Development of POL infrastructure and supply chain is capex heavy requiring long terms and sustainable profits to pay for and maintain. The biggest hurdle in this is pricing volatility which emanates from,

i) Price fluctuations in International markets

ii) Exchange rate

iii) Price fixation by GoP based on last month imports by PSO (30 days lag pricing)

In the FY 2020 the oil sector has suffered massive losses on account of both factors – please see charts in annex I for price fluctuations in crude, gasoline and gasoil. Both OMCs and refineries have suffered losses which have eroded their equity and hence capacity for sustainable operations. The government has not shown any sensitivity to these factors in their price fixing decisions.

Also supply chain is heavily regulated where MEPD decides who will lift from where and quantity of imports that is allowed to any OMC. OGRA makes decisions about the movement of product within the country.

In such a scenario to OMCs have very limited powers to manage and run efficient supply chains, which could allow them to run a sustainable and profitable business.

Short-term Causes

Reasons for shortage:

1. Timely import permissions not given by MEPD to OMCs who are therefore not able to maintain minimum stock levels.

2. This was due to under-estimation of demand and over-estimation of refinery production by MEPD.

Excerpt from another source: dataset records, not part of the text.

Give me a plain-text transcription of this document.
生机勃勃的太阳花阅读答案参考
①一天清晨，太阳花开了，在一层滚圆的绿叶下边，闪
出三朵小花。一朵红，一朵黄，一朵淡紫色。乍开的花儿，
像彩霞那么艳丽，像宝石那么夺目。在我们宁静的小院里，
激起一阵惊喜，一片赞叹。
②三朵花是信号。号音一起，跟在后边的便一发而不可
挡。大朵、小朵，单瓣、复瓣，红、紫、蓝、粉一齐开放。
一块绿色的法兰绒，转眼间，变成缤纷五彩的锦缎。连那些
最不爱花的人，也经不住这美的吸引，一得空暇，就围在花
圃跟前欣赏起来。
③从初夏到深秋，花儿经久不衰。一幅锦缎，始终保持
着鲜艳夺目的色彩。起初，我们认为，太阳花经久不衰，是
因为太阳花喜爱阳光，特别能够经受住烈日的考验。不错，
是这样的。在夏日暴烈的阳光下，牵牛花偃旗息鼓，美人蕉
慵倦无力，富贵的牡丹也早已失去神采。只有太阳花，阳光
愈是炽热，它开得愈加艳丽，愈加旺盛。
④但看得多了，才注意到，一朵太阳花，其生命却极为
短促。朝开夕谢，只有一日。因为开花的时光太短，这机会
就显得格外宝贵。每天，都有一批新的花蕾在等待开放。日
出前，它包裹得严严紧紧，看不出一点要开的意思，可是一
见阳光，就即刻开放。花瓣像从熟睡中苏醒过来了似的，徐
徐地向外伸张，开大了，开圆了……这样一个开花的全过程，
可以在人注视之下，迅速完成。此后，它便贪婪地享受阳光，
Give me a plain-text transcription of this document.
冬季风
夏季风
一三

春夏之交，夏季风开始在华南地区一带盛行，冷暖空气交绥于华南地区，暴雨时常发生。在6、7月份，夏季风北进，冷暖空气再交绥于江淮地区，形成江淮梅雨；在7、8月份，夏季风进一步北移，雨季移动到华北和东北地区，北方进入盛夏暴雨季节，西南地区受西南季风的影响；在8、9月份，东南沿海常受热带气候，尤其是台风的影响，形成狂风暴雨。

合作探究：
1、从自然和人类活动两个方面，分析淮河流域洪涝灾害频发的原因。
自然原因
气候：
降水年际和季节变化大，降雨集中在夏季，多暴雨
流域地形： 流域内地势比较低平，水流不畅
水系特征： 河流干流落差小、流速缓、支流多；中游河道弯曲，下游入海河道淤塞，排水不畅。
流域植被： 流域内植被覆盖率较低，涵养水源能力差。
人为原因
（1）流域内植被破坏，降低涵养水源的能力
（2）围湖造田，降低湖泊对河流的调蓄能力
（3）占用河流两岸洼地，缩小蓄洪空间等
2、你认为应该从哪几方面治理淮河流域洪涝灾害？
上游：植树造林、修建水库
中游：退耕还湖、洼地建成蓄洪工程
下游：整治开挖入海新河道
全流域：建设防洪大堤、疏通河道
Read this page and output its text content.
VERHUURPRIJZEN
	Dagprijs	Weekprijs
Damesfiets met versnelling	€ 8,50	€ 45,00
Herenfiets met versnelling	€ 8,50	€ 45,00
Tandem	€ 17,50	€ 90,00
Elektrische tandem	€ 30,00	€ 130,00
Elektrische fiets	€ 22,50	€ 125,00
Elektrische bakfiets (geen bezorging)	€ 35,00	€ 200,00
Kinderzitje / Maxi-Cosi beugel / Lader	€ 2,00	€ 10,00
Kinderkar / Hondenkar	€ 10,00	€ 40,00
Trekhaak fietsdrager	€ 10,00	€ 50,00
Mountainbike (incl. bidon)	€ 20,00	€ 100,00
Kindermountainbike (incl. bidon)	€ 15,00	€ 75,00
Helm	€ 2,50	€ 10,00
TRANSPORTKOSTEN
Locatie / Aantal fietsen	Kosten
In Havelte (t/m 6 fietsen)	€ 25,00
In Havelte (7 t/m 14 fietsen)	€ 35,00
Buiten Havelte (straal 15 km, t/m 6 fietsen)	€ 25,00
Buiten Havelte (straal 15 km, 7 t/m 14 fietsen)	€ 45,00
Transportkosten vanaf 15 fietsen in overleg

3. PSO pricing for June done in a very short period, during which time OMCs had no permission of June import hence were not able to hedge in time. By the time permissions were granted the market was already much higher causing massive losses. The same phenomenon will repeat itself in July as permissions not done yet and PSO has already priced 40% with market moving higher very quickly.

4. Refinery-committed volumes are not made available thereby adding further to shortages. One critical factor for the refineries is their lack of ability to price their crude vs PSO's pricing especially when pricing is skewed over a very short period and not ratably spread over a month since most crude contracts are basis monthly pricing.

5. The impression that OMCs have “hoarded" or are “hoarding" products is incorrect. OMCs have sold record products even in difficult times during March, April and May, while prices were consistently falling. In spite of such heavy sales, MEPD has not considered and allowed imports for stock buildup, resulting in stock depletion.

6. In the absence of chance to arrange a smooth supply chain and manage pricing adequately in a very volatile market it is inevitable that there will be shortages in the market, and potentially most OMCs will go out of business which could lead to widespread shutdowns of pumps permanently.

Recommendations:

Solutions

Long-term

Full Deregulation

— GoP should deregulate oil sector and allow OMCs (which are now sufficient in numbers) as well as refineries to compete freely for market share in the country.

— OGRA as regulator should ensure maintenance of required standards, minimum stock and continued availability at sales outlets by OMCs.

This will ensure maximum benefits for the customer as customer satisfaction will be the sole criterion for OMCs in their decision making.

Short-term

1. Price differential to be provided by GoP to cover current import vs notified cost.

2. Pricing to be based on transparent international pricing period averages.

3. OMCs should be allowed to import as per their sales projections and demand for stocks. Ship berthings to be done as per previous policy of following SOPs and not on subjective daily decisions of ministry officials which results in unnecessary disruptions and Demurrage costs resulting in discouraging omcs to run their businesss.

4. Govt to block illegal smuggling of product from neighboring countries which hampers industry profitability and govt tax revenue. Govt must protect investors in the industry who have invested billions in infrastructure and supply chains and are vital contributors to tax revenue. it is impossible for industry to compete with smuggled product which is being imported without paying duties and taxes which amount to over PKR 40/LTR when omc regulates margin is only 2.8/LTR.